THE TOP FIVE
Gus Van Sant — Milk
A powerful return to form that will piggyback on the Prop 8 furor and channel Obama-esque enthusiasm about the country and its politics.
Jonathan Demme — Rachel Getting Married
He’s done it before, and he can do it again. Especially when he shows he’s not a one-trick pony.
David Fincher — The Curious Case of Benjamin Button
The mastery he displayed in grungy masterpieces Se7en and Fight Club, applied to a Gumpian narrative, could spell Oscar.
Danny Boyle — Slumdog Millionaire
A beautiful achievement made for “just” $13 million. In this field, that deserves recognition.
Christopher Nolan — The Dark Knight
The extent to which he legitimized the superhero movie as a bona fide segment of the American cannon canon deserves an award in itself.
THE REST
Sam Mendes — Revolutionary Road.
He won both Best Director and Best Picture for his first film, American Beauty. But his two projects since then failed to meet expectations.
Ron Howard — Frost/Nixon
Almost all of his movies get nominated for Best Picture, but he doesn’t always get a directing shout-out.

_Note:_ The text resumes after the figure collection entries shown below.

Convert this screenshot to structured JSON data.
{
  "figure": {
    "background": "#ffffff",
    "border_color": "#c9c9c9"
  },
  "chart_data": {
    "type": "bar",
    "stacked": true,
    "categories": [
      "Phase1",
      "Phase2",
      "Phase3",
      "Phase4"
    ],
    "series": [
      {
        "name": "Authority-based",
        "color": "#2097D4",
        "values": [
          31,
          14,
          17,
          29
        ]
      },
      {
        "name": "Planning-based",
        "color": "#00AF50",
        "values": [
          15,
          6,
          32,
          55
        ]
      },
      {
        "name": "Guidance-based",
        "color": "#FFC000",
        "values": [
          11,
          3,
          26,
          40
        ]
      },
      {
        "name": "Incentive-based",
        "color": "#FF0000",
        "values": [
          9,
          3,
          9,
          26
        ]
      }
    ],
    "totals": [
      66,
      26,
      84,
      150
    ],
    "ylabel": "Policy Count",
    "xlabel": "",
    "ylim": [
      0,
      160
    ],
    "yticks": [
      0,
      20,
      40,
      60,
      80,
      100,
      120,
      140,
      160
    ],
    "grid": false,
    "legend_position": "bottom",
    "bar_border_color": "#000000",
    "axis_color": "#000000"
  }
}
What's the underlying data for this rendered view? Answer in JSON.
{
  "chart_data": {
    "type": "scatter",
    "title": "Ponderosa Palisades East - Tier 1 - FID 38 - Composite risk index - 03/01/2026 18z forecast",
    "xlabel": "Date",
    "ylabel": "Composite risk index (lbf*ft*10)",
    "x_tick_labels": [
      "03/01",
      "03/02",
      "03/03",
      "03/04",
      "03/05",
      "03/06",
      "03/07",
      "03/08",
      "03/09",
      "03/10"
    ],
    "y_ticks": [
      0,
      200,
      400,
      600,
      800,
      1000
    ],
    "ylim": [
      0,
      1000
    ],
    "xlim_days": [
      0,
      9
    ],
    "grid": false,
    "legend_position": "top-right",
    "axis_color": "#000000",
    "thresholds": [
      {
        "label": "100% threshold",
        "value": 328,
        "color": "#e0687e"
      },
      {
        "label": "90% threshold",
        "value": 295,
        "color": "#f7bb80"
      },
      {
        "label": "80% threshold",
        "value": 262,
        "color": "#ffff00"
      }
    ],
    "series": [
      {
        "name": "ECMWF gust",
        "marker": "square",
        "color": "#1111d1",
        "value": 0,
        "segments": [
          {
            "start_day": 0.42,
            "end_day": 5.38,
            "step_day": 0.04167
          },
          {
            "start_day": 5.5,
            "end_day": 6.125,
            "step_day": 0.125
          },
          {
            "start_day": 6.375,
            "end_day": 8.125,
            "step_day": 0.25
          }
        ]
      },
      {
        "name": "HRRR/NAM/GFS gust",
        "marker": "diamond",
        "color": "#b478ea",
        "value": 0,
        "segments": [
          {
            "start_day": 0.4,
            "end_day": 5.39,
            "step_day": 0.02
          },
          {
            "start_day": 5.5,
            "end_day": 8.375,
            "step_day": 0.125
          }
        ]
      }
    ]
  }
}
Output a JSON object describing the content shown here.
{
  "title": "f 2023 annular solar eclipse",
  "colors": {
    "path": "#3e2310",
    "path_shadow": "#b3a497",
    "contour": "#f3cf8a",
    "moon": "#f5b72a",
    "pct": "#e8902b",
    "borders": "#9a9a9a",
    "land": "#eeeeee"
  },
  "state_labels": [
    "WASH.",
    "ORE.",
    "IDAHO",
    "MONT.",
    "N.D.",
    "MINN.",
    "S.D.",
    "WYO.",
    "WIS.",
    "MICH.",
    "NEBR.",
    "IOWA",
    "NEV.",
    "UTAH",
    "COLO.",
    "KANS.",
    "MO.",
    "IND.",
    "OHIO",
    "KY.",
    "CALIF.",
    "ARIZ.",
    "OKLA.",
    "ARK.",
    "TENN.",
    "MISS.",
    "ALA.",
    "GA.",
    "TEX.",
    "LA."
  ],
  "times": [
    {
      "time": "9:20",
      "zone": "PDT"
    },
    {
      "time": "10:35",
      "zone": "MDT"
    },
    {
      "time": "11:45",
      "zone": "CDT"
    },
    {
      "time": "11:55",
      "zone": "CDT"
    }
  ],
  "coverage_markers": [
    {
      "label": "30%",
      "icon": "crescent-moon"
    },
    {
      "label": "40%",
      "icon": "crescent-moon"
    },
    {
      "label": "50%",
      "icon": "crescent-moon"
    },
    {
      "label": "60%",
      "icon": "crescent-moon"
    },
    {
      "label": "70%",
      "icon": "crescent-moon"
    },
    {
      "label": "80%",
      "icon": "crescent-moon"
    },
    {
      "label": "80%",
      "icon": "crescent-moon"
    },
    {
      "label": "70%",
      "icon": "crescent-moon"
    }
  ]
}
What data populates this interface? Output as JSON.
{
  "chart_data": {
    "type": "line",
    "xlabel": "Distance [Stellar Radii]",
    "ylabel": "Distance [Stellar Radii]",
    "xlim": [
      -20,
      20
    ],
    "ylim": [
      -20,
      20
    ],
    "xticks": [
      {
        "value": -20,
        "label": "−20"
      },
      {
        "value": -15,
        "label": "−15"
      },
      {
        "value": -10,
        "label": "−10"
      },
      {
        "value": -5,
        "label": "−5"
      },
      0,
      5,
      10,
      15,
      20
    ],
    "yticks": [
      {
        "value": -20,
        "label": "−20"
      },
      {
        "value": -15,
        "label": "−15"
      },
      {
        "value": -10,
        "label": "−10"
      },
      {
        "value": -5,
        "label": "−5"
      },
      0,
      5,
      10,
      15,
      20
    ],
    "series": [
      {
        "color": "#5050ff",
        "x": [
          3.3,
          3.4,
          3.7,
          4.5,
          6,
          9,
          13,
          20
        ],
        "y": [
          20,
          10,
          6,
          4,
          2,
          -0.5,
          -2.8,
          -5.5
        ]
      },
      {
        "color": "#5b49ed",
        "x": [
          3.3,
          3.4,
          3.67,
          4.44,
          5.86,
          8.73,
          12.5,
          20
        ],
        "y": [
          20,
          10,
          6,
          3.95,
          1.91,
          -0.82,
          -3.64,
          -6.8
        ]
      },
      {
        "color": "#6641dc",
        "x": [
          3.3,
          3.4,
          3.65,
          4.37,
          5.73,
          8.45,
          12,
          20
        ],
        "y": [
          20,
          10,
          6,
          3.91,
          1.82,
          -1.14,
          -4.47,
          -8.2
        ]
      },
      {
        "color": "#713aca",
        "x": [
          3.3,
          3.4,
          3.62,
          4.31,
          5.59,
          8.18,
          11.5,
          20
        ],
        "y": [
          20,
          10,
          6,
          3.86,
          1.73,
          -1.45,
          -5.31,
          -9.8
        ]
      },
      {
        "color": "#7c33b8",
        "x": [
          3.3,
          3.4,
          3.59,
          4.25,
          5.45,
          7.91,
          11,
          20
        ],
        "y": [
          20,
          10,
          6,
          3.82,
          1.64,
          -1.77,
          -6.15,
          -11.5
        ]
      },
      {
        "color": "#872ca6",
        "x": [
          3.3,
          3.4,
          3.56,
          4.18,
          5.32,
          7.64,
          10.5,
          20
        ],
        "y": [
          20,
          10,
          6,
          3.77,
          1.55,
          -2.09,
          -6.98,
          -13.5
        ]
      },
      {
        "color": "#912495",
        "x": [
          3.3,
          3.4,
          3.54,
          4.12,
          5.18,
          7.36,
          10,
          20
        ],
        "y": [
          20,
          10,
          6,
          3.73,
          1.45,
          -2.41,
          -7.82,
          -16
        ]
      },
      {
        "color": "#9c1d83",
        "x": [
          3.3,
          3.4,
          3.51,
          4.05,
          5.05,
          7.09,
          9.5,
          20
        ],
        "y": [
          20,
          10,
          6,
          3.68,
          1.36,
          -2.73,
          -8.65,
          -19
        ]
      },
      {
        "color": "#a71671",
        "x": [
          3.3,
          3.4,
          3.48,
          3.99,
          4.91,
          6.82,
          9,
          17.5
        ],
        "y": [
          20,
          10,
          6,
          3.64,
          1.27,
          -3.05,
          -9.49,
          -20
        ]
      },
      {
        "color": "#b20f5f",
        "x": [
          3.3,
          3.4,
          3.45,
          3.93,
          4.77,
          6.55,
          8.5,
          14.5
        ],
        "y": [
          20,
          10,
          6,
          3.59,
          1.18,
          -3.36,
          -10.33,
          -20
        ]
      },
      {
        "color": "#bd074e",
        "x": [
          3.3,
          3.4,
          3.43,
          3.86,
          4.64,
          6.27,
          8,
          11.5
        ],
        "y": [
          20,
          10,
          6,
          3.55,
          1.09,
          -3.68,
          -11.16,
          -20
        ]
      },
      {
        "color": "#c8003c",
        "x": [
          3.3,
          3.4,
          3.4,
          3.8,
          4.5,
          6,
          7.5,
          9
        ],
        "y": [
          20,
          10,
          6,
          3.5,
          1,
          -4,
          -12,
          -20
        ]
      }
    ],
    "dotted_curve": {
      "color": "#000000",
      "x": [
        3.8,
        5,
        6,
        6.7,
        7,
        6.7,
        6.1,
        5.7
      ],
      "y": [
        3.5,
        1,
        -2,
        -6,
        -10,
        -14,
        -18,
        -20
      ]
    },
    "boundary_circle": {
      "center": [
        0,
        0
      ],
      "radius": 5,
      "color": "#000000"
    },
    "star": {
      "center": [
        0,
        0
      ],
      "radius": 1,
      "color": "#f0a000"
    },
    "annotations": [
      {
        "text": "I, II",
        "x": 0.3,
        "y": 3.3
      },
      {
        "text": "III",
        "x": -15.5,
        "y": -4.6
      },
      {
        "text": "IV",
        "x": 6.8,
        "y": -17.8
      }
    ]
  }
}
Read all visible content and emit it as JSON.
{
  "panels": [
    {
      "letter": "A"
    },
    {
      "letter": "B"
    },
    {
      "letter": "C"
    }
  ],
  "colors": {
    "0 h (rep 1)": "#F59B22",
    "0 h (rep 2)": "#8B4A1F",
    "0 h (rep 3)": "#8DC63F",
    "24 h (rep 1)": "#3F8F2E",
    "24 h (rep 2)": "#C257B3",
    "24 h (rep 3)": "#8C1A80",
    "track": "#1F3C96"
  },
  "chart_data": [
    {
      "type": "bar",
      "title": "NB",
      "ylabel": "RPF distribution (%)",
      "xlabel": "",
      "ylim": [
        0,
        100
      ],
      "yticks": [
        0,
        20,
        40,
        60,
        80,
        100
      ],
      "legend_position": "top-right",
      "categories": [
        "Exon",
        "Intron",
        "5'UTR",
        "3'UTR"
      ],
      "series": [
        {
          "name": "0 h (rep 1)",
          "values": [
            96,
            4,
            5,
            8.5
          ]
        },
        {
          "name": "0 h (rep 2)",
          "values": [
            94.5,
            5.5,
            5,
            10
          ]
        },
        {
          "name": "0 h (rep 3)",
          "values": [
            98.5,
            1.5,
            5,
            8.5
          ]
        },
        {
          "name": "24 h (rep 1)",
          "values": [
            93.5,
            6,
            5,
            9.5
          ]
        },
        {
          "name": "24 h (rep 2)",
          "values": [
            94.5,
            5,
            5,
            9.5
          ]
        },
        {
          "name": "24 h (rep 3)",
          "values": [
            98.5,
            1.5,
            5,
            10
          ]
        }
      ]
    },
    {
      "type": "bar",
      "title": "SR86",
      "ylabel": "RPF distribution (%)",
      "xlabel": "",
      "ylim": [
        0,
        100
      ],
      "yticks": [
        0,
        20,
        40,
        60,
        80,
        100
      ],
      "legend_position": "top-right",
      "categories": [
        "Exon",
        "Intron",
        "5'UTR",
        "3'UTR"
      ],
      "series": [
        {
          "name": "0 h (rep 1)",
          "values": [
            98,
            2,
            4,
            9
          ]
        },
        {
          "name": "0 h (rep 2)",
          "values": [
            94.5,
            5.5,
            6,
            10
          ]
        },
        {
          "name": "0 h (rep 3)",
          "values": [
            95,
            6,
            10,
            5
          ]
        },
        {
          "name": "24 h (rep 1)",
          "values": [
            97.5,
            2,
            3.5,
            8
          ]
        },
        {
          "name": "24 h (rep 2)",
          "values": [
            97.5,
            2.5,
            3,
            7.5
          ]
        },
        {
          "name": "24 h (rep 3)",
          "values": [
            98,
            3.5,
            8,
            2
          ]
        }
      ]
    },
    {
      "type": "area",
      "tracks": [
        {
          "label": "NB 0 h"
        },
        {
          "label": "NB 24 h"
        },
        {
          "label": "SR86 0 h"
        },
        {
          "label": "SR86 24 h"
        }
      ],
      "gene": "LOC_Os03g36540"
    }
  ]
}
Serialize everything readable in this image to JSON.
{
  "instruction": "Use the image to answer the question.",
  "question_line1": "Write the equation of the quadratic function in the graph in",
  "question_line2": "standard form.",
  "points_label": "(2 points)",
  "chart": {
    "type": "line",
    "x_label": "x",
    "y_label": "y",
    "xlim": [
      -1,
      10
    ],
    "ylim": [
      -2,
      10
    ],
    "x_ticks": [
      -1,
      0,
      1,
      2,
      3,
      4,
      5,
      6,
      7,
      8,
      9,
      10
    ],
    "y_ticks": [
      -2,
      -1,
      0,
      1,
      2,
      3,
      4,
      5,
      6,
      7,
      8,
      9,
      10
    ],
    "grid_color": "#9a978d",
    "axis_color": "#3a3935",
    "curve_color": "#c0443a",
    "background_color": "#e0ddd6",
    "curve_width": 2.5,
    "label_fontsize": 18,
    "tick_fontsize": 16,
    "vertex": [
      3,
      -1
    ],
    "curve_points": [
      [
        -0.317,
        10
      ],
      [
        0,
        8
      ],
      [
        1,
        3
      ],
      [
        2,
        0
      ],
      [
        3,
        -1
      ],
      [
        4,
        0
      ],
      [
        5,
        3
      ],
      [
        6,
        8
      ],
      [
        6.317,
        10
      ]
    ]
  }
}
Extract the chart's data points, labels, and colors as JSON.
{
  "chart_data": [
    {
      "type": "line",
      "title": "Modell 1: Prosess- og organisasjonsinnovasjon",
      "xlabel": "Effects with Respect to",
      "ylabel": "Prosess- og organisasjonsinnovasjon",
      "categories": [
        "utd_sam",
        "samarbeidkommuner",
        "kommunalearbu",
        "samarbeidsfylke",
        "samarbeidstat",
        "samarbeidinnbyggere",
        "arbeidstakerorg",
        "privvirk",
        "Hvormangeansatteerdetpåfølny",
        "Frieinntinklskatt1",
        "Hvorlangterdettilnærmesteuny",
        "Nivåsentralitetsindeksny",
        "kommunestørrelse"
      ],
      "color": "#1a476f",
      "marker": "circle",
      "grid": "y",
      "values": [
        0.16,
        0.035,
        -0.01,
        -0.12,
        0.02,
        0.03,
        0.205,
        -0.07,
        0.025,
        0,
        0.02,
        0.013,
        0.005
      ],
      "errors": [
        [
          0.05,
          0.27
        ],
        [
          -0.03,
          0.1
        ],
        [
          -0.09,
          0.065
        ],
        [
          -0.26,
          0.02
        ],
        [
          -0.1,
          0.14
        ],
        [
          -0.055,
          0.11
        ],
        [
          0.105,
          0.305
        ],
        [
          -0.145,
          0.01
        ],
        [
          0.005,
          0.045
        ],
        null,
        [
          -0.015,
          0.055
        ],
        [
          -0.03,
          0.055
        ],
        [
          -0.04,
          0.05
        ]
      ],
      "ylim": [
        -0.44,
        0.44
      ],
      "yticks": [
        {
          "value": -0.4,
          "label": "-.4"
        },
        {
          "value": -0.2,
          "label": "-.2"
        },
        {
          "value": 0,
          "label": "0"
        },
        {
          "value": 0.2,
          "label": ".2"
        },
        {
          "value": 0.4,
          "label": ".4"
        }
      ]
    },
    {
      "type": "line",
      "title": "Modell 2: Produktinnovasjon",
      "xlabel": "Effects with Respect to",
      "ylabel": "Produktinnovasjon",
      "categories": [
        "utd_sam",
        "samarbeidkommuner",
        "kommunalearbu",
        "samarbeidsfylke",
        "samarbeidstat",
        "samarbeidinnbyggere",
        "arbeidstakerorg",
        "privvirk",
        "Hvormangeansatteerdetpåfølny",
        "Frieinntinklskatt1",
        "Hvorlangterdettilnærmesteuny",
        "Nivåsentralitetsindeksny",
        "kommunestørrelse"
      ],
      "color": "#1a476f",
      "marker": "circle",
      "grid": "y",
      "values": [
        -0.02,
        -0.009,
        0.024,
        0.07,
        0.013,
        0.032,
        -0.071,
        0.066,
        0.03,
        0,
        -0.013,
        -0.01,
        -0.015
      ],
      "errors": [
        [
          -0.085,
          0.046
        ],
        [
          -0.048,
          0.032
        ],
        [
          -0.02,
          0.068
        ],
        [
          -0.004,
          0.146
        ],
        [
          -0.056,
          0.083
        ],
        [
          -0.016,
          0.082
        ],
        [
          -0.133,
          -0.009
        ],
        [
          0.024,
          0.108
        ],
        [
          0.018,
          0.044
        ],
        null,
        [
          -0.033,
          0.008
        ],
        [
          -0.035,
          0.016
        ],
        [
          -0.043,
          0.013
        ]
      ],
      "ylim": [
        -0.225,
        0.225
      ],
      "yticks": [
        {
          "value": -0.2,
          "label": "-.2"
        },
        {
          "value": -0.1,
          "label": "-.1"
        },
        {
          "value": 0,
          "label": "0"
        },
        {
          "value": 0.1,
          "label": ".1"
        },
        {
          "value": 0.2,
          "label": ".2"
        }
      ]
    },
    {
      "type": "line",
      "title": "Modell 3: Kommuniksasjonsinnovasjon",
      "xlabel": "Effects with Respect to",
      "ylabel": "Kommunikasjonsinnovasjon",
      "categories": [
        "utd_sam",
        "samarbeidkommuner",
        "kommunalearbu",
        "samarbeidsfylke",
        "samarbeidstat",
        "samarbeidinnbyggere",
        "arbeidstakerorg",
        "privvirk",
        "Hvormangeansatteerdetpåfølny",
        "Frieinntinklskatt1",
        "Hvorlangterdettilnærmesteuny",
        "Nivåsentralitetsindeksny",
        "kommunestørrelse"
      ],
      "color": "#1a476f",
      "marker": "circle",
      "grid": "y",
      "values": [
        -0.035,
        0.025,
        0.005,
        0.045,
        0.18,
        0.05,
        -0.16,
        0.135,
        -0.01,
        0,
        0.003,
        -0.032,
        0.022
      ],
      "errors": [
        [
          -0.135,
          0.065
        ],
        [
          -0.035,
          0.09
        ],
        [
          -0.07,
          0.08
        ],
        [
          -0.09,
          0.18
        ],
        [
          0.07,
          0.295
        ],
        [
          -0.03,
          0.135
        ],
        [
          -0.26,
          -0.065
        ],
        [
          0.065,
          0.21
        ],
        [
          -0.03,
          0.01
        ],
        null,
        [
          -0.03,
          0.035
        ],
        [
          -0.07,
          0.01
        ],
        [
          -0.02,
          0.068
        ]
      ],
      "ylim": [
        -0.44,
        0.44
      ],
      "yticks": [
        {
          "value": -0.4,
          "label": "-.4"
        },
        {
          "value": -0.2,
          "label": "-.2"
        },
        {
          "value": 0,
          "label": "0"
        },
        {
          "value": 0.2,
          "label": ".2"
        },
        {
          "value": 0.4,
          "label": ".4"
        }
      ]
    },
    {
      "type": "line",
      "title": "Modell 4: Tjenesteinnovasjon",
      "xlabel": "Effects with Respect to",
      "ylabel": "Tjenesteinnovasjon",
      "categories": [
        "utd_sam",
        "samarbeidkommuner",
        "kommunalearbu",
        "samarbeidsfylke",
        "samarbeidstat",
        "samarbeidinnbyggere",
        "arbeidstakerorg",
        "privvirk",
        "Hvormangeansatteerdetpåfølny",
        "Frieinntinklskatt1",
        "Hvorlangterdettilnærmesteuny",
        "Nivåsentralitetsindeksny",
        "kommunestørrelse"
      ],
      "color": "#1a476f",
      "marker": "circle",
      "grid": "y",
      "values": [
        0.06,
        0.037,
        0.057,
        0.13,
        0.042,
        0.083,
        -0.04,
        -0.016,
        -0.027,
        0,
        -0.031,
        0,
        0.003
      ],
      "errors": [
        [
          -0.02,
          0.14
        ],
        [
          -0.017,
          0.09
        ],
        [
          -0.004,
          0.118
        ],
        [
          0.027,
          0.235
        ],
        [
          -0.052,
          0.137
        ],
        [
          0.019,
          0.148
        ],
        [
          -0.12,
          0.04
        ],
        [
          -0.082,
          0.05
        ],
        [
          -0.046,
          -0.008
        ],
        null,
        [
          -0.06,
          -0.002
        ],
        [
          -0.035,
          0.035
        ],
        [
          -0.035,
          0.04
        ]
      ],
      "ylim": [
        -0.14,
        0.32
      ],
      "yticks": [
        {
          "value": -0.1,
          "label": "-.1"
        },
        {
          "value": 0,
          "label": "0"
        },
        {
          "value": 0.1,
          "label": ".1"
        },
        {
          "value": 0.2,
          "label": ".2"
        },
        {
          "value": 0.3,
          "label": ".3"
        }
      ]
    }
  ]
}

Stephen Daldry — The Reader
This perfectly good movie has been overshadowed by rumors of bickering between the film’s producers, Harvey Weinstein and Scott Rudin, and may suffer from a rushed schedule.
Baz Luhrmann — Australia
Sprawling landscapes, sweeping love story, ridiculously evil villains, huge hats… if Baz’s $120 million, three-hour labor of love bombs, it’ll bomb big. If it stays afloat, then he gets a nom.
Stephen Soderbergh — Che
He could get a nomination simply because he went all in with his bio-epic. But he's rankled a bunch of people in Hollywood by screening a very rough cut in Cannes, then an all-Spanish, subtitle-less version more recently.